The hundreds of migrant testimonies collected by MSF suggest violence, including psychological abuse, is widespread.
"Violence is always underreported," Nour El Houdi Nafti, sub-Sahara regional representative for MSF told The National.
"We talk to all the migrants when they arrive, but many aren't ready to open up. I can't say how many may have been beaten, but all have suffered harm."
Europe has taken strict measures to try to stop such migration from North Africa.
In Valletta, Malta in 2015, legislators codified their position, with European and African countries all agreeing to strengthen border controls and facilitate the return – voluntary or otherwise – of anyone found to have entered the country illegally.
But observers suggest Algeria's wholesale interpretation of that agreement is running counter to its wider obligations under international and human rights laws.
"All we're asking is that Algeria respects international law, and those governing refugees in how they deal with migrants," Ms Nafti said.
"There has to be respect and dignity for the individual and each individual's case needs to be heard."
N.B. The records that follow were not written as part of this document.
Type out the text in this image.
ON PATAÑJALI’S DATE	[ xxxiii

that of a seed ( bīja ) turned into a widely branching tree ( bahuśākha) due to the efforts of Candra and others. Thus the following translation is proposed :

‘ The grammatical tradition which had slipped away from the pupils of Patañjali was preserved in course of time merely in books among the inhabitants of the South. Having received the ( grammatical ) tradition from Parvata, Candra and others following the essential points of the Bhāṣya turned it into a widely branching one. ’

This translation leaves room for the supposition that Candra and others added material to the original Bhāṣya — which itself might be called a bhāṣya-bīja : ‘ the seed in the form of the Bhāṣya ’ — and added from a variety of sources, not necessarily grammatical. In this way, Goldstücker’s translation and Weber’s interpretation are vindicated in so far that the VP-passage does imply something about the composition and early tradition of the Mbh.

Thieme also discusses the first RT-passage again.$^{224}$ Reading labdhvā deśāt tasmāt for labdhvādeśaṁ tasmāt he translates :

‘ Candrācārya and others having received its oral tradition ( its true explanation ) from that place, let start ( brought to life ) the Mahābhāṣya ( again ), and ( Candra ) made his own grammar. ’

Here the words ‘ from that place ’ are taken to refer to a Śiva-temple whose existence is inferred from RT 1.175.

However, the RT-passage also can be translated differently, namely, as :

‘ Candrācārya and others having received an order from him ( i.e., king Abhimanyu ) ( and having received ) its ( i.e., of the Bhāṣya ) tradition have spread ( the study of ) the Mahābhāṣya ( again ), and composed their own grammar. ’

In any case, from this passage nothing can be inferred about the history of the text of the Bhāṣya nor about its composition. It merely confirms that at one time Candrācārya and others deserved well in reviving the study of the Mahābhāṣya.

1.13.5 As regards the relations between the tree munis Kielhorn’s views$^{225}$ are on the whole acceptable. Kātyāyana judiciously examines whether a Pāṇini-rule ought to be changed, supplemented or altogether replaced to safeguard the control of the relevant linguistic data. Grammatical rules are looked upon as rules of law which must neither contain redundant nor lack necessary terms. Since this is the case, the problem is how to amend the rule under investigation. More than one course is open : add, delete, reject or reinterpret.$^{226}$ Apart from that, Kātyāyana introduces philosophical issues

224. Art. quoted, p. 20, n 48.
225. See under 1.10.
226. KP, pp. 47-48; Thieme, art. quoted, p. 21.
For the EU at least, Algeria provides a sturdy bulwark against the spectre of uncontrolled migration, its vital role highlighted by the relative collapse in Libya's border security.
While the tough stance may be popular with proponents in Brussels, analyst Zine Labadine Ghebouli from the Washington Institute suggested one of the main motivations for Algiers' unflinching approach is fear of the religiously driven unrest hat permeates West Africa.
"Algeria is still scarred by the 90s … After the war on Islamist terrorism, the idea of allowing access to anyone from the sub-Sahara became unthinkable," he said.
"The risk to the country's stability might be incredibly slight, but this is really about Islamist infiltration, which taps into a very painful public fear," Mr Ghebouli said.